Construction is underway on a bridge in Cleveland. (Mark Duncan/AP)

Capitol Hill was in a celebratory mood Wednesday as Congress moved closer to passage of the first long-term highway bill in a decade, but the moment was tempered by awareness that its patchwork funding falls short of the mark.

“The level of funding falls short,” Rep. Sander M. Levin (D-Mich.) told a meeting of the House-Senate conference committee that is working on the bill. “In addition, several of the offsets offered are problematic.”

Congress has rejected the urging of the U.S. Chamber of Commerce, the American Automobile Association, labor unions and truckers that it raise the 18.4 cent federal gas tax to fund transportation.

“The funding approach laid out before us is no one’s first choice,” said Rep. Kevin Brady (R-Tex.), who replaced House Speaker Paul D. Ryan as chairman of the Ways and Means Committee. “We want to see a permanent solution to the Highway Trust Fund shortfall.”

The gas tax, last raised in 1993, has been eroded by inflation and more fuel efficient vehicles. But members of Congress who have taken a no-taxes pledge have resisted increasing it.

The bill passed by the House would use money from the Federal Reserve Bank surplus account that the Fed uses to cushion against potential losses. The Senate came up with 13 different sources, including selling 101 million barrels of oil from the federal Strategic Petroleum Reserve, reducing the amount of interest the Federal Reserve pays to banks, and redirecting fees paid by airline passengers into the Highway Trust Fund.

Sen. Orrin G. Hatch (R-Utah), chairman of the Senate Finance Committee, joined others in lamenting the failure to find a dedicated funding stream to augment the trust fund. Hatch said, however, that “There will be ample time to continue working on infrastructure funding and financing issues. Only now we won’t have to do that work staring into the abyss of [trust fund] insolvency.”

The House and Senate bills each would cover six years, but neither body could come up with the funding to pay for more than three years.

“It would take $400 billion over six years just to maintain the status quo,” said D.C. Del. Eleanor Holmes Norton (D).

The House bill provides $325 billion; the Senate bill has $342 billion.

“I am concerned over the funding levels,” said Rep.
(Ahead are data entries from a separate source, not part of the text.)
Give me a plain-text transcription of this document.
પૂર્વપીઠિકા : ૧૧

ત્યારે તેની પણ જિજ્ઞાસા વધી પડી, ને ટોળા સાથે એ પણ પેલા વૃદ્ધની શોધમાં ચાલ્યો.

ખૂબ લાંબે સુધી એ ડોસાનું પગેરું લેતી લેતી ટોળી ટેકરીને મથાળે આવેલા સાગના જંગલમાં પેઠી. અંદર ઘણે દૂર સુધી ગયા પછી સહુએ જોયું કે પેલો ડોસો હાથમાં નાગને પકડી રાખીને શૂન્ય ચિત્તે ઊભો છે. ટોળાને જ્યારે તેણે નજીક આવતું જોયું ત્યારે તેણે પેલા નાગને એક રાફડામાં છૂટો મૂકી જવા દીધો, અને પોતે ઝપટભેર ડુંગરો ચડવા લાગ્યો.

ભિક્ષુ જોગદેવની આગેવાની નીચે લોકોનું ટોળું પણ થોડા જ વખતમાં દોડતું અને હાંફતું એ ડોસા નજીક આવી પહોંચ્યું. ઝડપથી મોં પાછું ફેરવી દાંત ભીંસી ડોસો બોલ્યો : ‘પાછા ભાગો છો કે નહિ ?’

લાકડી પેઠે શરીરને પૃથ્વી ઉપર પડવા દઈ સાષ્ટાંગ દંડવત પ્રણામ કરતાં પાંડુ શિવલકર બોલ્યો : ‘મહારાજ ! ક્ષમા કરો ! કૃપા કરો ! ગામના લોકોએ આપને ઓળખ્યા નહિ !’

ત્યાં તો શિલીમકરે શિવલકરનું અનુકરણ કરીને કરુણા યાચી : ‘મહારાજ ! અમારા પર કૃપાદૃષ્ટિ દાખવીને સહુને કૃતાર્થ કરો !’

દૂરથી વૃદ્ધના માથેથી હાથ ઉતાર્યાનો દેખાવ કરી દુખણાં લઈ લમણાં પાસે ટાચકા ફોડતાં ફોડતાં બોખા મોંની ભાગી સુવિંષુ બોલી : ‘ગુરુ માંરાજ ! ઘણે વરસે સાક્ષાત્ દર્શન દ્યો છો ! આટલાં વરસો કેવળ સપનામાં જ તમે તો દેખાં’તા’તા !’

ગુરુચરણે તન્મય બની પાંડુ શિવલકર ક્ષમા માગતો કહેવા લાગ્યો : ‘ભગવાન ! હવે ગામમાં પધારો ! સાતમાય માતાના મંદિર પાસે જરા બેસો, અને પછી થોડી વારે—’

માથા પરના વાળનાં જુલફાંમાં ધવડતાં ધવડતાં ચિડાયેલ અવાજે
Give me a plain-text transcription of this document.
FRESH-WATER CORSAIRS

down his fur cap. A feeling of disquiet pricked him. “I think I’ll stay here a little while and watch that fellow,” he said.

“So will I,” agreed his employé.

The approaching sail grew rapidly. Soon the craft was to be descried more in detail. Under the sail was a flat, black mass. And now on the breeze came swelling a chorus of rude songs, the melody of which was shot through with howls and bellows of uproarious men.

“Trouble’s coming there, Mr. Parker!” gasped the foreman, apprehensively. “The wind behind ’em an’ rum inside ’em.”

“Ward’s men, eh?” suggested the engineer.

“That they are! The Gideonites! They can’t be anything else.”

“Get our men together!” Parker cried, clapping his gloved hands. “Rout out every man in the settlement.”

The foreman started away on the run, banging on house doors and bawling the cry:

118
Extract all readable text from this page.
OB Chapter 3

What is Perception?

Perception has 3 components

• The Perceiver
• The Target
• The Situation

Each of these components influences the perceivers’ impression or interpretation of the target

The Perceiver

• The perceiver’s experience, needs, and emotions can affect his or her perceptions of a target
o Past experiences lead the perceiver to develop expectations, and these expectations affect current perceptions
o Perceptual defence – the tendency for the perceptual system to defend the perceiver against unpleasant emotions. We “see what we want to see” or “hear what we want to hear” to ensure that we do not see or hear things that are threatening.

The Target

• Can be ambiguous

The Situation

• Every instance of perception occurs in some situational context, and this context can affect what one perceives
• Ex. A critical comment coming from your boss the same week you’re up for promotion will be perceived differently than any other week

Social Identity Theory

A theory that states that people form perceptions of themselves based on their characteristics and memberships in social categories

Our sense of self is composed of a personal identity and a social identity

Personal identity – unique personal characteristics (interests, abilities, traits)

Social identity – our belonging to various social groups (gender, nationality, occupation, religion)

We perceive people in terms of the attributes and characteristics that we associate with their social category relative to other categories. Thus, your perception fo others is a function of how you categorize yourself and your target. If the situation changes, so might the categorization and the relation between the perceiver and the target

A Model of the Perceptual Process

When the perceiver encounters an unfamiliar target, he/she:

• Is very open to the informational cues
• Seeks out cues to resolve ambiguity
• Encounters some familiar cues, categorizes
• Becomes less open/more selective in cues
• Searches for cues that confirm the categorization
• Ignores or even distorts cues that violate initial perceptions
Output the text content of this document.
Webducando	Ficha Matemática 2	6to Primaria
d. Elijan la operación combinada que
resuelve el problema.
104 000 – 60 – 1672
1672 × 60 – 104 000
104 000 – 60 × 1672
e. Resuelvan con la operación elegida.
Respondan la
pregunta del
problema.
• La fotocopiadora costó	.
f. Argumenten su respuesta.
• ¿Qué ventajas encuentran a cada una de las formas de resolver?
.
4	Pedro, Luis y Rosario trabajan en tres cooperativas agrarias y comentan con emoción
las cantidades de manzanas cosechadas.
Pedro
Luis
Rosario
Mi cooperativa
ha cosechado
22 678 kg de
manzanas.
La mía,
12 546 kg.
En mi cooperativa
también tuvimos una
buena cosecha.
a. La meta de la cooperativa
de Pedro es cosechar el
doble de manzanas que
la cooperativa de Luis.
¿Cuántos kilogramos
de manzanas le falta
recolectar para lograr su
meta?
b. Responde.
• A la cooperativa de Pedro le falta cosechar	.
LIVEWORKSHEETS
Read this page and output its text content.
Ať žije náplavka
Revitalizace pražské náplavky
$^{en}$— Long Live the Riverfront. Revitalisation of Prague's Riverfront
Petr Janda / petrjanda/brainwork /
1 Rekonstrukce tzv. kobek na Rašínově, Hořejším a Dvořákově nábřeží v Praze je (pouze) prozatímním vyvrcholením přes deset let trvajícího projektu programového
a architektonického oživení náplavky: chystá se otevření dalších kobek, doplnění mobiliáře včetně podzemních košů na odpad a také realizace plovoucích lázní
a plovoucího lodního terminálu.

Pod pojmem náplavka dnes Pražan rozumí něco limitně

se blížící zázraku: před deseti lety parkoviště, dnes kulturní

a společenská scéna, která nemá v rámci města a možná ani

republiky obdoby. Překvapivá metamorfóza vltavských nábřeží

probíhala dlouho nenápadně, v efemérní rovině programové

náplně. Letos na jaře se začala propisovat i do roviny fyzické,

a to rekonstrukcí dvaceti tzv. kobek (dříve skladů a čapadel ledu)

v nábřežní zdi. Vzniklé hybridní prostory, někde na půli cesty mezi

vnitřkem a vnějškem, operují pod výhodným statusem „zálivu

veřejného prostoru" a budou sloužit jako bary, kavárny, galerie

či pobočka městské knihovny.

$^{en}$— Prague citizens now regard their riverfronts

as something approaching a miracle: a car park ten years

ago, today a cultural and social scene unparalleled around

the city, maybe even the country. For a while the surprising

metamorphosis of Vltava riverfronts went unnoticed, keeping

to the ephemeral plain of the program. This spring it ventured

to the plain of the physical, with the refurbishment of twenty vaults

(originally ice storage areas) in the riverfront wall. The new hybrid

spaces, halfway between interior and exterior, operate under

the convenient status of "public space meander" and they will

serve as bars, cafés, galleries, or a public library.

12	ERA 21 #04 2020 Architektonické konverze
Peter A. DeFazio (D-Ore.).

Both Norton and DeFazio recommended that the bill be shortened by a year or two so that the same pot of money could be used to increase annual spending.

The argument that the federal government should increase spending beyond the current level of more than $50 billion a year is reoccurring as the country grapples with road and transit systems no longer sufficient to move Americans from place to place.

Transportation Secretary Anthony Foxx wrote Congress last week warning that “Funding levels in the House version [of the bill] set the nation on a course of worsening traffic and steadily deteriorating roadways.”

The conference committee appointed by House and Senate leaders is required to hold one public meeting, and Wednesday was that moment for senators and House members to expand on their thoughts. In the trenches, however, the work at finding compromise between bills passed by the two houses has been done by staff members, who worked through the weekend and will continue running on coffee and pizza as the struggle to get it done by the latest deadline, Dec. 5.

The march toward passage of a multi-year transportation bill has had a sad-sack quality to it, with multiple deadlines set and later missed, quick-fix extensions funded through questionable means and projects delayed while Congress stumbled.

It is state and local governments that say they suffer, for the federal government builds little, if anything, itself. The policy it sets and the money it allocates are for projects carried out by state highway and transit authorities. While generally subservient to the impotency of Congress, people in state capitols complain bitterly that uncertainty on Capitol Hill has hindered their desire to plan projects that take several years to complete.

“This bill will at least stop the roller coaster of short-term extensions,” said Sen. Ron Wyden (D-Ore.).

Faced with questions over whether the federal dollars will be there to finish the job, almost two dozen states have raised their state gas tax to bolster their own ability to pay for road and transit projects.

This fits nicely into the vision of the devolutionists, a small but passionate group within Congress who believe that states should be able to set transportation policy and plan spending unfettered by regulation by a central government.

House Transportation Committee Chairman Bill Shuster (R-Pa.) said Wednesday that the conference committee planned to have a bill finalized by Nov. 30 so it can get final approval from both houses before the deadline.

Shuster said as soon as the bill clears the president’s desk, Congress should tackle the financing issue so it no longer has to look for money “behind the couch and under the cushions.”